La Golino “come il vento” in un racconto umano con poche polemiche (RECENSIONE)
Sarà per la necessità di trovare un ordine al caos del presente che il cinema italiano guarda sempre più spesso al passato, attraversandone i fatti più eclatanti dal punto di vista di quegli individui che, nel quotidiano, con ogni singola vita hanno costruito la storia. In “Come il vento”, fuori concorso al Festival del cinema di Roma 2013, Marco Simon Puccioni (Quello che cerchi, Riparo) ha scelto la figura di Armida Miserere, una delle prime donne a dirigere varie carceri italiane, in quanto simbolo di quel rigore morale che negli anni in cui la mafia più efferata teneva il Paese sotto scacco, costituiva l’unico antagonismo possibile.
Senza eroismi, senza proclami, silenziosamente, la storia di Armida racconta come la mafia può ucciderti isolandoti, corrodendo la realtà intorno per far crollare una ad una ogni ancora di sicurezza. Per questa donna minuta dai capelli chiari, è stato scelto il volto di Valeria Golino, attrice dallo sguardo malinconico e dai toni sommessi, che è riuscita a rivelare la tenacia con cui il suo personaggio, fin dove ne ha avuto la forza, ha cercato di restare umana e soprattutto, di restare donna. Dopo l’omicidio per mano della ‘ndrangheta del suo compagno Umberto Mormile (un Filippo Timi nei toni giusti), educatore presso il carcere di Opera quando lei dirigeva quello di Lodi, l’esistenza di Armida Miserere (“un nome, due tragedie”) è proseguita di trasferimento in trasferimento, una sigaretta dietro l’altra, nelle carceri più difficili, come quello di Pianosa, isola in cui era unica donna su 1500 uomini, e l’Ucciardone di Palermo, in cui ottenne l’applicazione senza deroghe del regime 41/bis.
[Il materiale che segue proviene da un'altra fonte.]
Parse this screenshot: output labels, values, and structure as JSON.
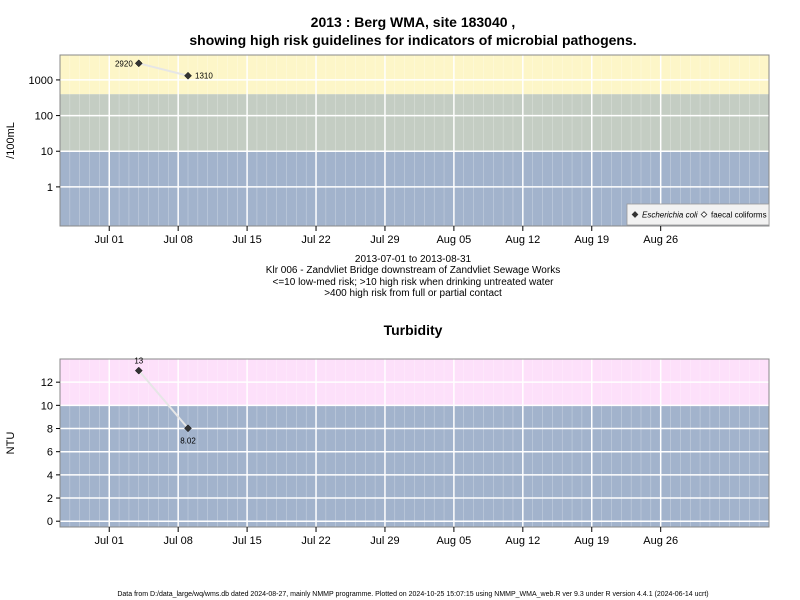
{
  "chart_data": [
    {
      "type": "scatter",
      "title_line1": "2013 : Berg WMA, site 183040 ,",
      "title_line2": "showing high risk guidelines for indicators of microbial pathogens.",
      "ylabel": "/100mL",
      "yscale": "log",
      "ylim": [
        0.08,
        5000
      ],
      "y_ticks": [
        1,
        10,
        100,
        1000
      ],
      "y_tick_labels": [
        "1",
        "10",
        "100",
        "1000"
      ],
      "x_range": [
        "2013-06-26",
        "2013-09-06"
      ],
      "x_ticks": [
        "2013-07-01",
        "2013-07-08",
        "2013-07-15",
        "2013-07-22",
        "2013-07-29",
        "2013-08-05",
        "2013-08-12",
        "2013-08-19",
        "2013-08-26"
      ],
      "x_tick_labels": [
        "Jul 01",
        "Jul 08",
        "Jul 15",
        "Jul 22",
        "Jul 29",
        "Aug 05",
        "Aug 12",
        "Aug 19",
        "Aug 26"
      ],
      "bands": [
        {
          "from": 0.08,
          "to": 10,
          "color": "#a2b3cc"
        },
        {
          "from": 10,
          "to": 400,
          "color": "#c4cdc3"
        },
        {
          "from": 400,
          "to": 5000,
          "color": "#fdf6c8"
        }
      ],
      "grid": true,
      "legend_position": "bottom-right",
      "series": [
        {
          "name": "Escherichia coli",
          "marker": "filled-diamond",
          "x": [
            "2013-07-04",
            "2013-07-09"
          ],
          "y": [
            2920,
            1310
          ],
          "labels": [
            "2920",
            "1310"
          ]
        },
        {
          "name": "faecal coliforms",
          "marker": "open-diamond",
          "x": [],
          "y": [],
          "labels": []
        }
      ],
      "caption": [
        "2013-07-01 to 2013-08-31",
        "Klr 006 - Zandvliet Bridge downstream of Zandvliet Sewage Works",
        "<=10 low-med risk; >10 high risk when drinking untreated water",
        ">400 high risk from full or partial contact"
      ]
    },
    {
      "type": "scatter",
      "title": "Turbidity",
      "ylabel": "NTU",
      "yscale": "linear",
      "ylim": [
        -0.5,
        14.0
      ],
      "y_ticks": [
        0,
        2,
        4,
        6,
        8,
        10,
        12
      ],
      "y_tick_labels": [
        "0",
        "2",
        "4",
        "6",
        "8",
        "10",
        "12"
      ],
      "x_range": [
        "2013-06-26",
        "2013-09-06"
      ],
      "x_ticks": [
        "2013-07-01",
        "2013-07-08",
        "2013-07-15",
        "2013-07-22",
        "2013-07-29",
        "2013-08-05",
        "2013-08-12",
        "2013-08-19",
        "2013-08-26"
      ],
      "x_tick_labels": [
        "Jul 01",
        "Jul 08",
        "Jul 15",
        "Jul 22",
        "Jul 29",
        "Aug 05",
        "Aug 12",
        "Aug 19",
        "Aug 26"
      ],
      "bands": [
        {
          "from": -0.5,
          "to": 10,
          "color": "#a2b3cc"
        },
        {
          "from": 10,
          "to": 14.0,
          "color": "#fde0fa"
        }
      ],
      "grid": true,
      "series": [
        {
          "marker": "filled-diamond",
          "x": [
            "2013-07-04",
            "2013-07-09"
          ],
          "y": [
            13,
            8.02
          ],
          "labels": [
            "13",
            "8.02"
          ]
        }
      ]
    }
  ],
  "footer": "Data from D:/data_large/wq/wms.db dated 2024-08-27, mainly NMMP programme. Plotted on 2024-10-25 15:07:15 using NMMP_WMA_web.R ver 9.3 under R version 4.4.1 (2024-06-14 ucrt)"
}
I fatti ci sono tutti, sebbene soltanto sfiorati: l’omicidio dell’ufficiale Montalto, l’arresto di Giovanni Brusca e le sue rivelazioni, il ricordo di Falcone e Borsellino. Ma “Come il vento” non è un film di mafia, come dimostra la grande quantità di immagini girate in primo piano sulla Golino: è un film sulla solitudine di una donna la cui forza non è bastata, che sceglie di andarsene perché i successi e gli attestati di stima, così come la condivisione della vita con agenti e magistrati, non potevano colmare il vuoto immenso di una vita senza amore. Forse è stato proprio lo Stato a chiederle troppo, ad impedirle in fondo di trovare una serenità con una vita più tranquilla?
Il film non sollecita polemiche tenendosi sempre sul filo di un racconto “umano”, eppure è difficile non porsi questa domanda. Possibile che quel crescendo di tragedia, così ben evidente nel film, fosse invisibile nella realtà, dopo le intimidazioni e i continui spostamenti? Una vita consacrata ad una causa, quella dell’integrità morale, che ha trovato conferme nel rispetto che Armida è riuscita ad ottenere in un contesto di uomini e di violenti, ma che non ha mai trovato il conforto di un nuovo amore. Un film che sconta questa severità, nelle sue atmosfere necessariamente cupe, ma che è importante per la ricostruzione della vita di quei giusti che la mafia ha distrutto senza clamore ma con uguale violenza.